El cuerpo del noble caraqueño, que en la estatua de la foto vemos ardiente de vigor juvenil y disposición victoriosa fue despedazado. Esas piernas, que recorrieron la geografía de Venezuela para aventar la semilla de la libertad, así como esos brazos que en la estatua convocan un futuro de paz y grandes metas, fueron colgados de árboles a la vera del el camino real de Guárico. Su cabeza, esa de la que parece brotar un raudal de luz, fue freída en aceite… Sí, eso hicieron los sicópatas del siglo XIX, exactamente como Hugo Chávez prometió, en las postrimerías del XX, que haría con otros venezolanos.

La cabeza de Ribas, arrasada por la humillación póstuma fue llevada a Caracas, el

el 14 de marzo de 1815, para ser exhibida por dos semanas en la Plaza Mayor durante dos semanas. El propósito era intimidar, pero como es sabido, nada lograron.

Apenas habían pasado cinco días de la batalla de La Victoria, cuando el Ayuntamiento de Caracas acordó “marcar con demostraciones sensibles para la presente y futuras generaciones la gratitud a que se había hecho acreedor aquel valiente guerrero José Félix Ribas, con ingeniosos medios de perpetuar la memoria del vencedor y del lugar del triunfo, destinado al parecer por la providencia para sepulcro de la tiranía”. Rápidamente, alguien habló de hacerle una estatua, pero Ribas, muy sobrio y bizarro, se negó. “Los mármoles y los bronces no pueden jamás satisfacer el alma de un republicano”, dijo… con claridad de la que carecen tantos tiranos.

De todas formas se le erigió. Es esta de la foto, que fue inaugurada el 13 de febrero de 1895, durante el gobierno del General Joaquín Crespo, ochenta años después de la horrible muerte del Vencedor de Tiranos.

La estatua fue hecha por escultor maturinés Eloy Palacios Cabello, el más importante escultor venezolano del siglo XIX, entonces de 42 años, quien es autor, también, de la estatua del Dr. Vargas, ubicada en el Hospital Vargas, la ecuestre del General Páez, que está en El Paraíso; la Ecuestre de Bolívar, en Maracaibo; y el Monumento de Carabobo, mejor conocido como “La India del Paraíso”.

El monumento tiene una historia singular. El escultor Palacios Cabellos empleó trabajó dos años en su hechura. La hizo en Caracas, pero la fundió en Alemania, donde había hecho sus estudios.

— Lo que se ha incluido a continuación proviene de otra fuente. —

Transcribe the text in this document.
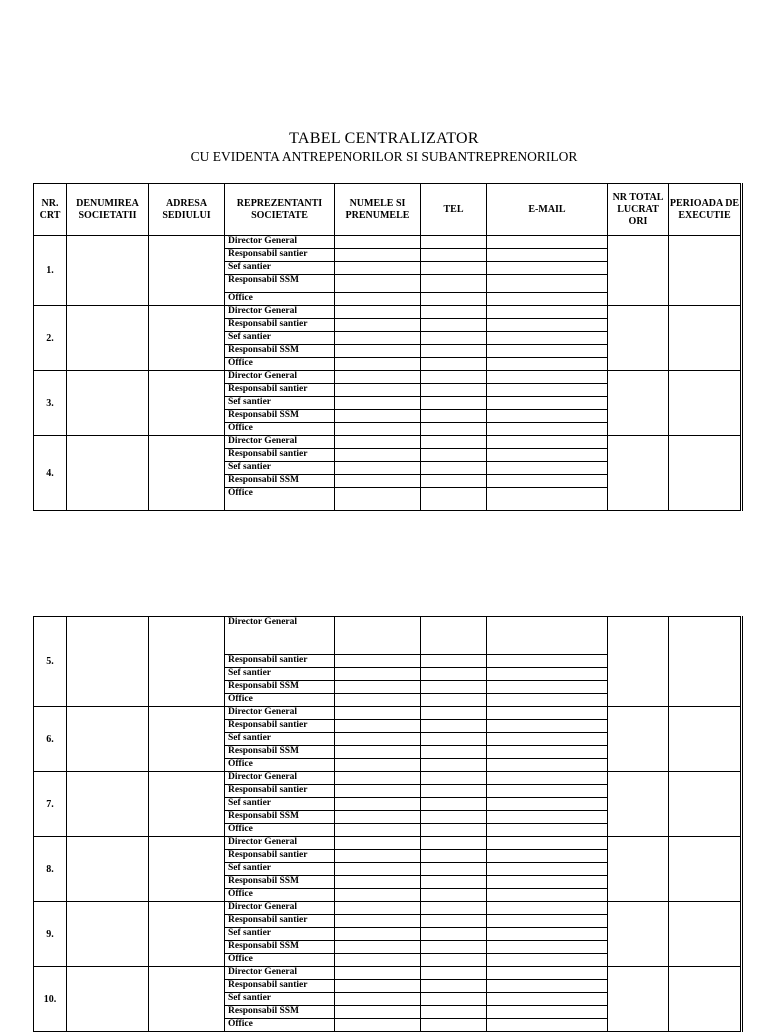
TABEL CENTRALIZATOR
CU EVIDENTA ANTREPENORILOR SI SUBANTREPRENORILOR
NR. CRT	DENUMIREA SOCIETATII	ADRESA SEDIULUI	REPREZENTANTI SOCIETATE	NUMELE SI PRENUMELE	TEL	E-MAIL	NR TOTAL LUCRAT ORI	PERIOADA DE EXECUTIE
1.			Director General					
			Responsabil santier					
			Sef santier					
			Responsabil SSM					
			Office					
2.			Director General					
			Responsabil santier					
			Sef santier					
			Responsabil SSM					
			Office					
3.			Director General					
			Responsabil santier					
			Sef santier					
			Responsabil SSM					
			Office					
4.			Director General					
			Responsabil santier					
			Sef santier					
			Responsabil SSM					
			Office					
5.			Director General					
			Responsabil santier					
			Sef santier					
			Responsabil SSM					
			Office					
6.			Director General					
			Responsabil santier					
			Sef santier					
			Responsabil SSM					
			Office					
7.			Director General					
			Responsabil santier					
			Sef santier					
			Responsabil SSM					
			Office					
8.			Director General					
			Responsabil santier					
			Sef santier					
			Responsabil SSM					
			Office					
9.			Director General					
			Responsabil santier					
			Sef santier					
			Responsabil SSM					
			Office					
10.			Director General					
			Responsabil santier					
			Sef santier					
			Responsabil SSM					
			Office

Ya lista, la trajo por mar hasta La Guaira, pero el barco sufrió un percance y algunas de las alegorías que completaban la pieza fueron a dar al fondo del mar, donde deben estar, suspirando por el tipazo que rodeaban. Al llegar a La Guaira la pasaron al Gran Ferrocarril de Venezuela, que la trasladó hasta La Victoria, en cuya Plaza Mayor fue instalada. Desde entonces, el lugar se llama Plaza José Félix Ribas, un nombre que siempre nos recuerda cuán inmensa puede ser la gesta de los estudiantes cuando se disponen a liberar a Venezuela del tirano que nos oprime.